I am not sure whether I need to try with a different driver.

I downloaded FAHClient this morning, it is version 7.6.21.

FAHClient --version
7.6.21

Re: bad_cast when running FAHclient on fedora 33

Posted: Thu Dec 24, 2020 6:54 pm
by bruce
asdfghjkl wrote:I am not sure whether I need to try with a different driver.
Intel iPGUs are very particular about drivers and they're being beta tested. I would recommend you leave the iGP disabled at least until you're able to fold with your CPU (and with an AMD or nVidia GPU, if you have one).

Re: bad_cast when running FAHclient on fedora 33

Posted: Fri Dec 25, 2020 12:31 am
by PantherX
This is what I know:
Trusted Source wrote:...for Linux: "For those looking for Linux graphics display support, it is recommended to use the software provided by your operating system distribution vendor.:", however, for "compute", we have: https://dgpu-docs.intel.com/index.html

Re: bad_cast when running FAHclient on fedora 33

Posted: Tue Dec 29, 2020 3:43 am
by asdfghjkl
By the way, is there any way to prevent FAHClient from probing for GPU? I tried --gpu=false, but it is still probing for GPU and getting bad_cast exception. I cannot just remove the OpenCL runtime, as I need it for other programs.
I don't think so.

We don't know what hardware/software you have so anything I suggest is strictly a guess.

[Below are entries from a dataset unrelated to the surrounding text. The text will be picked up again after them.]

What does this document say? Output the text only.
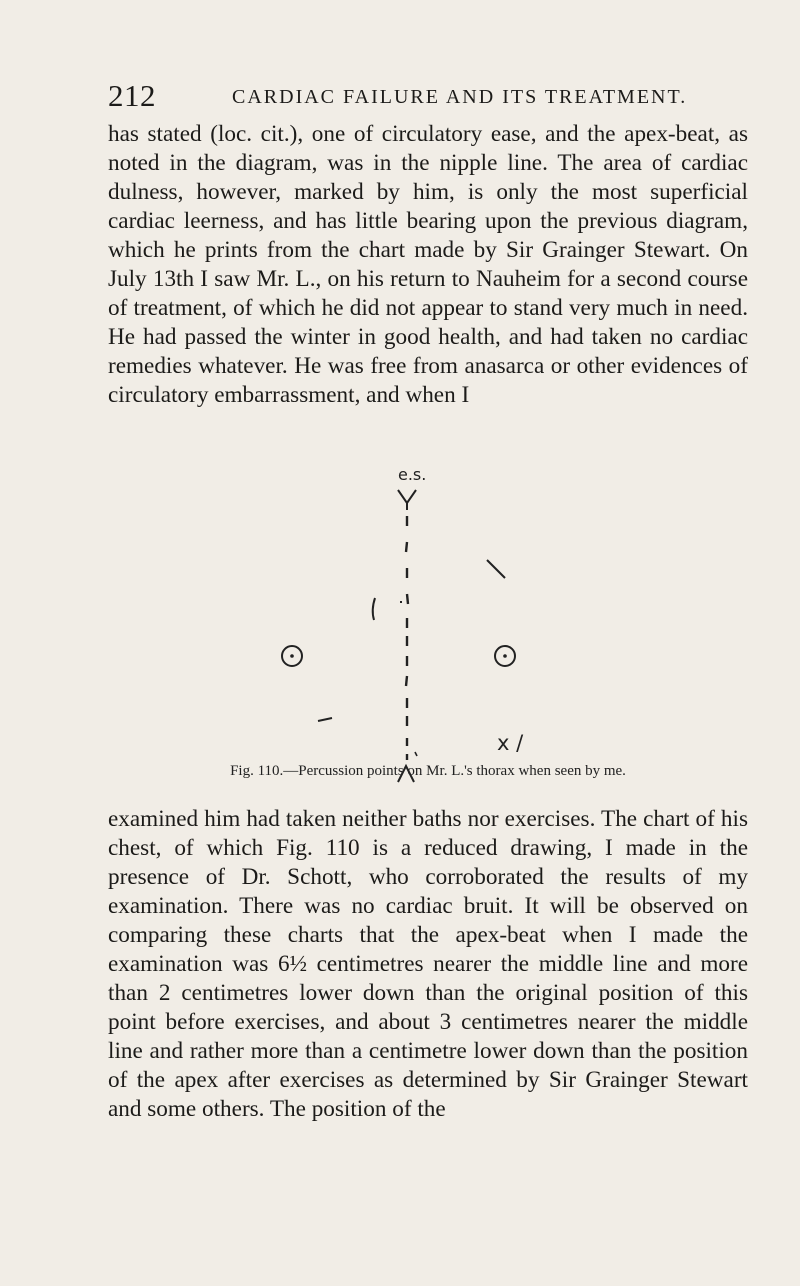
212	CARDIAC FAILURE AND ITS TREATMENT.

has stated (loc. cit.), one of circulatory ease, and the apex-beat, as noted in the diagram, was in the nipple line. The area of cardiac dulness, however, marked by him, is only the most superficial cardiac leerness, and has little bearing upon the previous diagram, which he prints from the chart made by Sir Grainger Stewart. On July 13th I saw Mr. L., on his return to Nauheim for a second course of treatment, of which he did not appear to stand very much in need. He had passed the winter in good health, and had taken no cardiac remedies whatever. He was free from anasarca or other evidences of circulatory embarrassment, and when I

e.s.
x /
Fig. 110.—Percussion points on Mr. L.'s thorax when seen by me.

examined him had taken neither baths nor exercises. The chart of his chest, of which Fig. 110 is a reduced drawing, I made in the presence of Dr. Schott, who corroborated the results of my examination. There was no cardiac bruit. It will be observed on comparing these charts that the apex-beat when I made the examination was 6½ centimetres nearer the middle line and more than 2 centimetres lower down than the original position of this point before exercises, and about 3 centimetres nearer the middle line and rather more than a centimetre lower down than the position of the apex after exercises as determined by Sir Grainger Stewart and some others. The position of the
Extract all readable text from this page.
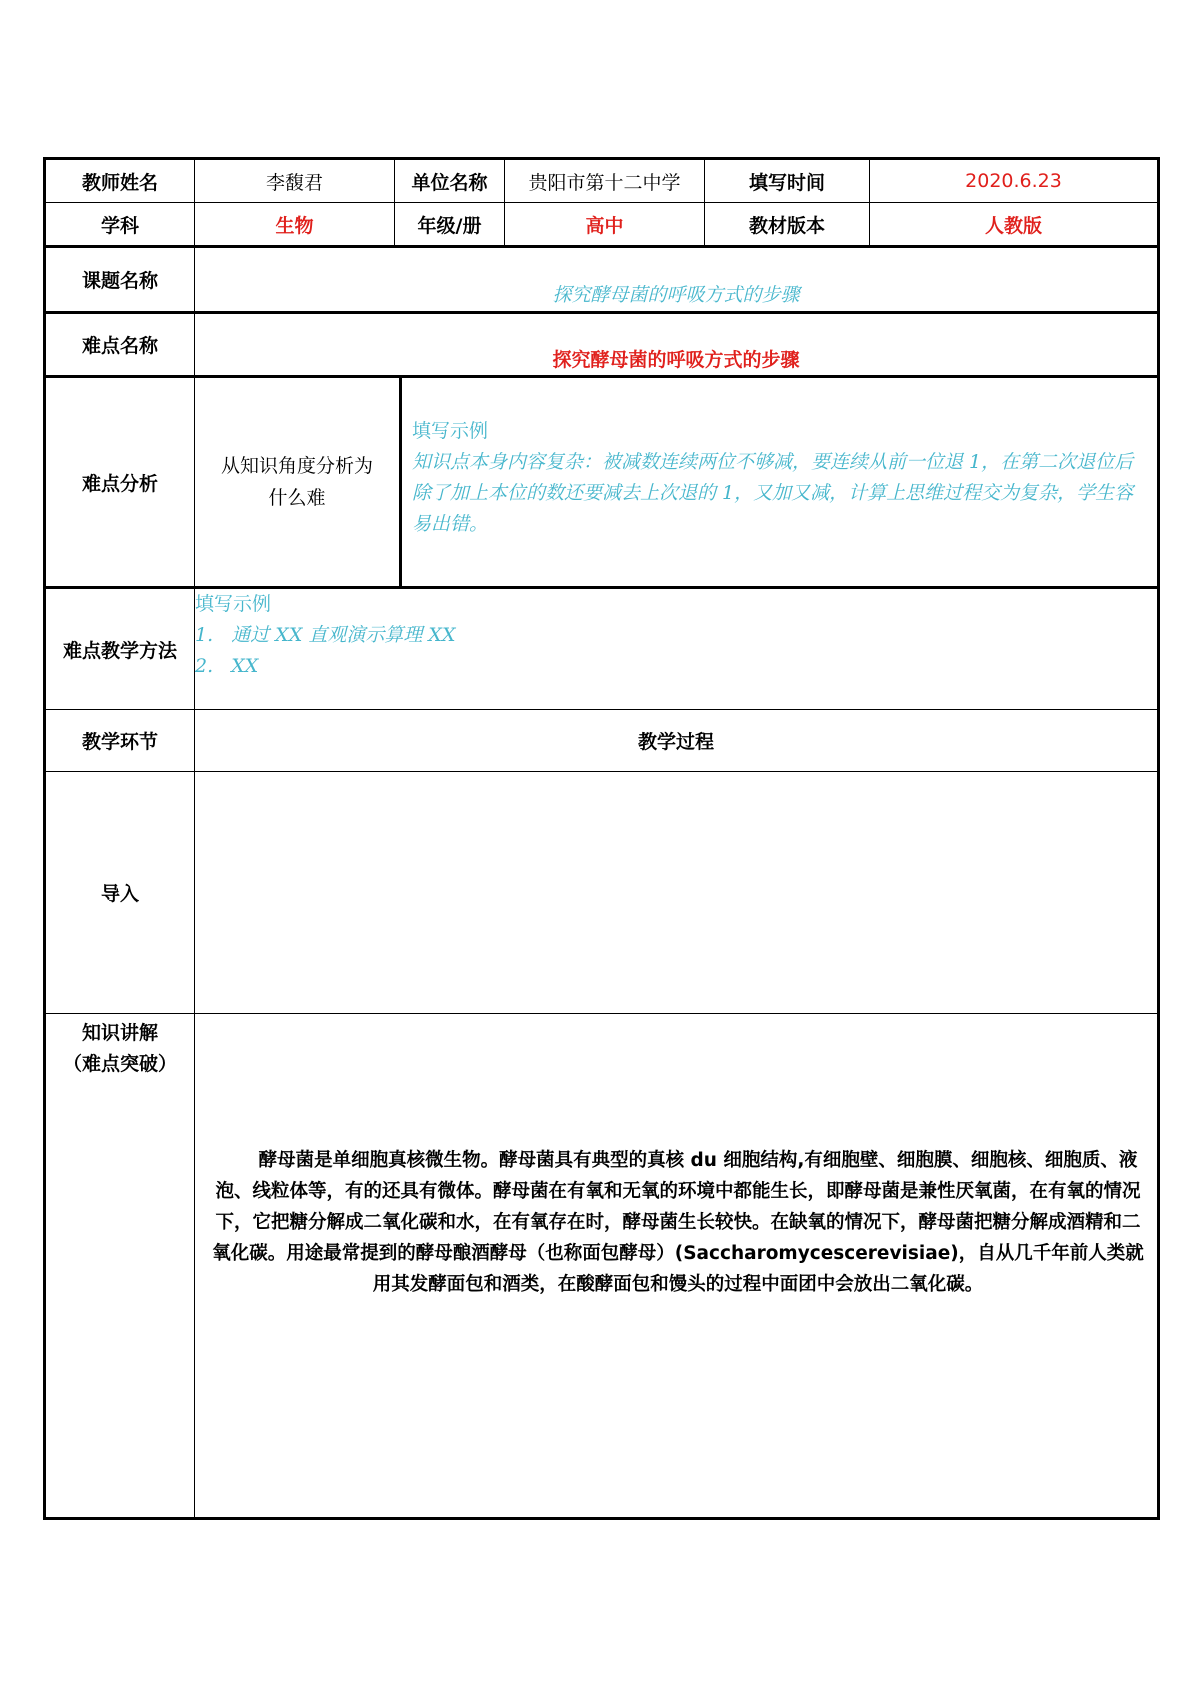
教师姓名	李馥君	单位名称	贵阳市第十二中学	填写时间	2020.6.23
学科	生物	年级/册	高中	教材版本	人教版
课题名称	探究酵母菌的呼吸方式的步骤				
难点名称	探究酵母菌的呼吸方式的步骤				
难点分析	从知识角度分析为什么难
填写示例
知识点本身内容复杂：被减数连续两位不够减，要连续从前一位退 1，在第二次退位后除了加上本位的数还要减去上次退的 1，又加又减，计算上思维过程交为复杂，学生容易出错。				

难点教学方法	填写示例
1.   通过 XX 直观演示算理 XX
2.   XX				

教学环节	教学过程				
导入					

知识讲解
（难点突破）	酵母菌是单细胞真核微生物。酵母菌具有典型的真核 du 细胞结构,有细胞壁、细胞膜、细胞核、细胞质、液泡、线粒体等，有的还具有微体。酵母菌在有氧和无氧的环境中都能生长，即酵母菌是兼性厌氧菌，在有氧的情况下，它把糖分解成二氧化碳和水，在有氧存在时，酵母菌生长较快。在缺氧的情况下，酵母菌把糖分解成酒精和二氧化碳。用途最常提到的酵母酿酒酵母（也称面包酵母）(Saccharomycescerevisiae)，自从几千年前人类就用其发酵面包和酒类，在酸酵面包和馒头的过程中面团中会放出二氧化碳。				
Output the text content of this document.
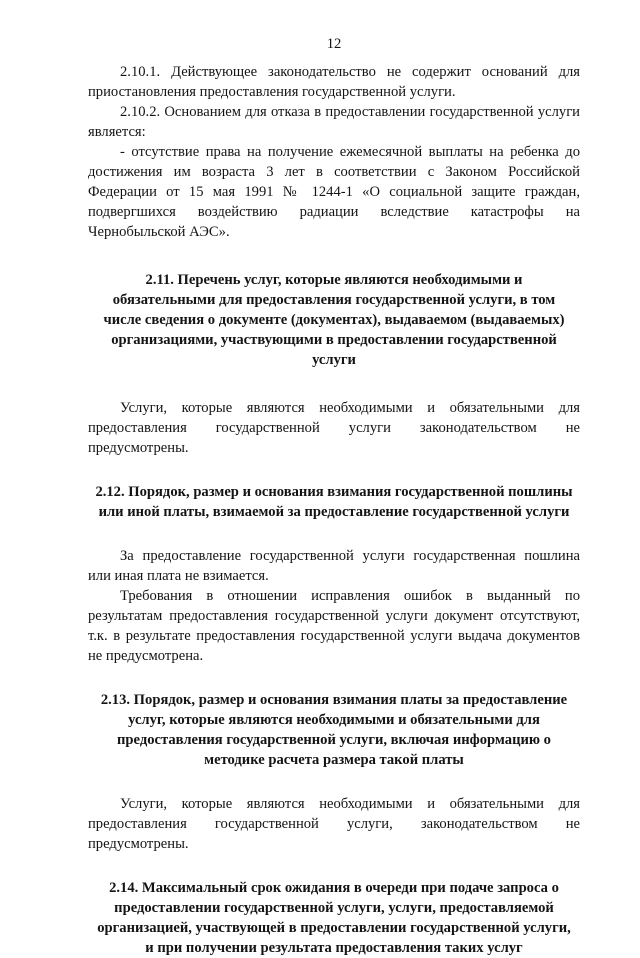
12

2.10.1. Действующее законодательство не содержит оснований для приостановления предоставления государственной услуги.

2.10.2. Основанием для отказа в предоставлении государственной услуги является:

- отсутствие права на получение ежемесячной выплаты на ребенка до достижения им возраста 3 лет в соответствии с Законом Российской Федерации от 15 мая 1991 № 1244-1 «О социальной защите граждан, подвергшихся воздействию радиации вследствие катастрофы на Чернобыльской АЭС».

2.11. Перечень услуг, которые являются необходимыми и обязательными для предоставления государственной услуги, в том числе сведения о документе (документах), выдаваемом (выдаваемых) организациями, участвующими в предоставлении государственной услуги

Услуги, которые являются необходимыми и обязательными для предоставления государственной услуги законодательством не предусмотрены.

2.12. Порядок, размер и основания взимания государственной пошлины или иной платы, взимаемой за предоставление государственной услуги

За предоставление государственной услуги государственная пошлина или иная плата не взимается.

Требования в отношении исправления ошибок в выданный по результатам предоставления государственной услуги документ отсутствуют, т.к. в результате предоставления государственной услуги выдача документов не предусмотрена.

2.13. Порядок, размер и основания взимания платы за предоставление услуг, которые являются необходимыми и обязательными для предоставления государственной услуги, включая информацию о методике расчета размера такой платы

Услуги, которые являются необходимыми и обязательными для предоставления государственной услуги, законодательством не предусмотрены.

2.14. Максимальный срок ожидания в очереди при подаче запроса о предоставлении государственной услуги, услуги, предоставляемой организацией, участвующей в предоставлении государственной услуги, и при получении результата предоставления таких услуг
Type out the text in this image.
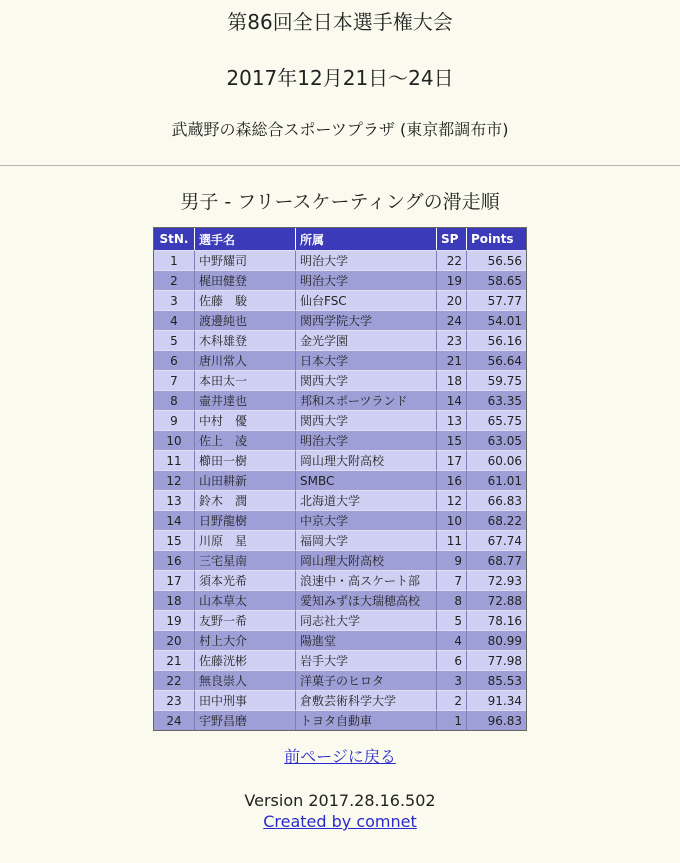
第86回全日本選手権大会
2017年12月21日～24日
武蔵野の森総合スポーツプラザ (東京都調布市)
男子 - フリースケーティングの滑走順
StN.	選手名	所属	SP	Points
1	中野耀司	明治大学	22	56.56
2	梶田健登	明治大学	19	58.65
3	佐藤　駿	仙台FSC	20	57.77
4	渡邊純也	関西学院大学	24	54.01
5	木科雄登	金光学園	23	56.16
6	唐川常人	日本大学	21	56.64
7	本田太一	関西大学	18	59.75
8	壷井達也	邦和スポーツランド	14	63.35
9	中村　優	関西大学	13	65.75
10	佐上　凌	明治大学	15	63.05
11	櫛田一樹	岡山理大附高校	17	60.06
12	山田耕新	SMBC	16	61.01
13	鈴木　潤	北海道大学	12	66.83
14	日野龍樹	中京大学	10	68.22
15	川原　星	福岡大学	11	67.74
16	三宅星南	岡山理大附高校	9	68.77
17	須本光希	浪速中・高スケート部	7	72.93
18	山本草太	愛知みずほ大瑞穂高校	8	72.88
19	友野一希	同志社大学	5	78.16
20	村上大介	陽進堂	4	80.99
21	佐藤洸彬	岩手大学	6	77.98
22	無良崇人	洋菓子のヒロタ	3	85.53
23	田中刑事	倉敷芸術科学大学	2	91.34
24	宇野昌磨	トヨタ自動車	1	96.83
前ページに戻る
Version 2017.28.16.502
Created by comnet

The OpenCL that comes from Intel is not the same as the one that comes from other vendors, such as NVidia. If you have the nVidia OpenCL runtime (it comes with the nVidia drivers if you get them from nVidia. I suspect FAH will try to use it instead of the Intel version -- and it might allow FAHClient to believe you have no GPUs. It might also be useful to temporarily remove (rename?) the Intel OpenCL runtime.

Does FAHClient get far enough to produce the top of FAH's log.txt?

Setting gpus='false' might also help.